As I watched both events, the old anti-imperialist slogans on smokestacks and walls circa l975 did seem as if, at last, they might be slipping into oblivion. Watching Jiang and Zhu, I wondered if China might not, at last, be actually escaping the gravity of all the past incursions and humiliations that had so animated Mao's revolution and churned its populace up into so many demonstrations of anti-foreignism. Now, of course, one is far less confident that China's escape from the burdens of history will be quite so easy.

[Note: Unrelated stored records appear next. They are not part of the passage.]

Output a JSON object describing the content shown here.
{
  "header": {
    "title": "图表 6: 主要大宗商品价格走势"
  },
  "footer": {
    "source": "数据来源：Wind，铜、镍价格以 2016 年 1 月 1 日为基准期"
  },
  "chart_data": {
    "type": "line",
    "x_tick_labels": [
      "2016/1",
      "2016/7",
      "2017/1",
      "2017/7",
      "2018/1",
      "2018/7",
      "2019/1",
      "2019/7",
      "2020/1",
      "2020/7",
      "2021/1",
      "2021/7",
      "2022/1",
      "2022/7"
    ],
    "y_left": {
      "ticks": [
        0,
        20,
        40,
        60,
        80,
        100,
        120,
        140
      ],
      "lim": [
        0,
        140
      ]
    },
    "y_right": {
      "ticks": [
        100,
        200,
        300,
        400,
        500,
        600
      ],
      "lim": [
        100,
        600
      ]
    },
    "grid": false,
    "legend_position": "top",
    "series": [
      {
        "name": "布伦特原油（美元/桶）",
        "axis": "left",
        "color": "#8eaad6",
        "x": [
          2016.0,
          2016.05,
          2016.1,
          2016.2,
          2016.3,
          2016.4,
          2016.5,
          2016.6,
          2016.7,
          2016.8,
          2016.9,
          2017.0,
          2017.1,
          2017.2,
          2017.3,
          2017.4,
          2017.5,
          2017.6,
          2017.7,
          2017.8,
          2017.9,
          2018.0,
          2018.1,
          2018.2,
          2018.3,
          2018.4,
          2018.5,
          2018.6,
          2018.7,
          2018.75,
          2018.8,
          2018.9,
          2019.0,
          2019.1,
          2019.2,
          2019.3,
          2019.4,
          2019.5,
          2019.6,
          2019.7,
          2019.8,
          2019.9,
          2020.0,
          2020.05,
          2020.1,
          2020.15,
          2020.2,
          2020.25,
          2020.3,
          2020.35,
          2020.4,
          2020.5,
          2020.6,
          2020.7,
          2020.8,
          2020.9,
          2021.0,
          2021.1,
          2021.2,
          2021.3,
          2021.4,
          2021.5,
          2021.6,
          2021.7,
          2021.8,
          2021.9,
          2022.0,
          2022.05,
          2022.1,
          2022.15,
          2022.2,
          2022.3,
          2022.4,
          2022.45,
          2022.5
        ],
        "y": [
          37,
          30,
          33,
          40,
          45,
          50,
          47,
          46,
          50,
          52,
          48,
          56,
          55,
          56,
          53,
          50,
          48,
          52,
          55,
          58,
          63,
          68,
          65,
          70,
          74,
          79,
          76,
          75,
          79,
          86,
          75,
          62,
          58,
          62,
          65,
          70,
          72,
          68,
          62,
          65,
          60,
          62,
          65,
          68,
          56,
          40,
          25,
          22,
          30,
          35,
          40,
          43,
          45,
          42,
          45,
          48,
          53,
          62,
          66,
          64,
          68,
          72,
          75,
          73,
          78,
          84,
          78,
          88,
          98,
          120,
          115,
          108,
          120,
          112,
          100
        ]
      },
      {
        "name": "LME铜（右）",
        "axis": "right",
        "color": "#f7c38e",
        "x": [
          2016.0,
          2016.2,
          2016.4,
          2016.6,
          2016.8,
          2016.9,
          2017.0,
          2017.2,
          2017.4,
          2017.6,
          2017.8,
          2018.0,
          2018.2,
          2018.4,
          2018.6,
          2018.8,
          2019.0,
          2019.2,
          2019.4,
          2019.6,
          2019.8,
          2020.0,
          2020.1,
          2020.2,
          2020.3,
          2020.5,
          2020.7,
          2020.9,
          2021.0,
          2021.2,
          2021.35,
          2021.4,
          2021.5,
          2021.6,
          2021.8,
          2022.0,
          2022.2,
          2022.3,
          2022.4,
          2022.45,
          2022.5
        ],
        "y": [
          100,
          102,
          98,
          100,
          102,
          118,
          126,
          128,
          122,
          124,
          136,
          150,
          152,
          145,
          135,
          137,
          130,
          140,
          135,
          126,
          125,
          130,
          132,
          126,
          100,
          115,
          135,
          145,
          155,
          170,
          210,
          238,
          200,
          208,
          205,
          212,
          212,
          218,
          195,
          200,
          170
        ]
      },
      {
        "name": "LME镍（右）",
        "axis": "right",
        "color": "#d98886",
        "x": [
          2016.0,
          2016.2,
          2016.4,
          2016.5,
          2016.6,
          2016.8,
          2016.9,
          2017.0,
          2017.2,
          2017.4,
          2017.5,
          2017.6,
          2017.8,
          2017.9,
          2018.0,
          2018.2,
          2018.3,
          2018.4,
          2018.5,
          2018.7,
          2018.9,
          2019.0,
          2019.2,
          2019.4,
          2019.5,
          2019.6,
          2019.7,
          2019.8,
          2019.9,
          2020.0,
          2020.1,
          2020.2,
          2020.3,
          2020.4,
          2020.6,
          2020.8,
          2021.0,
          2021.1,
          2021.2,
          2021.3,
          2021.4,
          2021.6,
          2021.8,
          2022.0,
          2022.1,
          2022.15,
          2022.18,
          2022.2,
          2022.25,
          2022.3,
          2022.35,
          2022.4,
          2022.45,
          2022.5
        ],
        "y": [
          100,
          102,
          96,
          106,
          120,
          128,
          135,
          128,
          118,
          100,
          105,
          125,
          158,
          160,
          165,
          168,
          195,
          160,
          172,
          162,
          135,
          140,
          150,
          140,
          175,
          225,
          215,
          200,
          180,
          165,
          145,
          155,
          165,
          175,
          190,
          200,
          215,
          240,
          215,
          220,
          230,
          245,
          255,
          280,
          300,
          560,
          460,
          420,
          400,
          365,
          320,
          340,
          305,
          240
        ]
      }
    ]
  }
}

Just as China's definition of sovereignty -- as conferring an almost absolute right on a nation to do whatever it pleases within its borders -- is out-of-step with these globalized times, so, too, the way it sometimes comports itself on the international stage is often more appropriate to a century ago, when China really was the victim of colonialism and imperialism. Although party
leaders know that both China and the world have radically changed, they nonetheless seem unable, or unwilling, to let go of old and confirmed ways of emotionally responding to real and imagined insults.

However, until China's leaders are able to jettison the stale Maoist ideology that keeps encouraging their people to see their country as victimized by more powerful nations, they will not be able to break their often self-defeating pattern of response to the West, much less help their nation take its rightful place as a truly "great power."

Given the abiding nature of Chinese ambivalence toward America, it is important to remember that just as Americans have evinced a certain historical tendency to lurch from viewing China first as enemy and then as friend, China, too, has a yin-yang-like, love/hate relationship with the United States. Despite all the incipient anti-Americanism, the Chinese people have also evidenced an almost equally strong tendency toward respect, even infatuation with the U.S., especially in regard to American education, democracy, entertainment and lifestyle. But even during periods of friendly relations, most Chinese officials have been loath to publicly celebrate this connection. And so, wariness about our intentions keeps surfacing unchallenged like leitmotifs in a Wagner opera.

Because it will help allay Chinese fears of hidden conspiracies, "constructive engagement" is surely the wisest policy for the United States. But, it would be both arrogant and foolish to assume that even the most friendly and ardent recipe for engagement will be enough to "fix" the relationship. The truth is that in certain crucial ways China needs to "fix" itself, first by realigning its
own relationship to its past, a past that has been badly distorted by party historians, even as the party has slipped into oblivion. Until it manages this complex task of historical archeology, its relations with the U.S. and the West will exist on a weak ideological foundation, and be periodically disrupted by overheated nationalistic incidents that become all the more tectonic because they are so invested with a century and a half of unresolved and humiliated feelings.


By Orville Schell

Orville Schell, author of numerous books and articles on China, is dean of the Graduate School of Journalism at the University of California at Berkeley.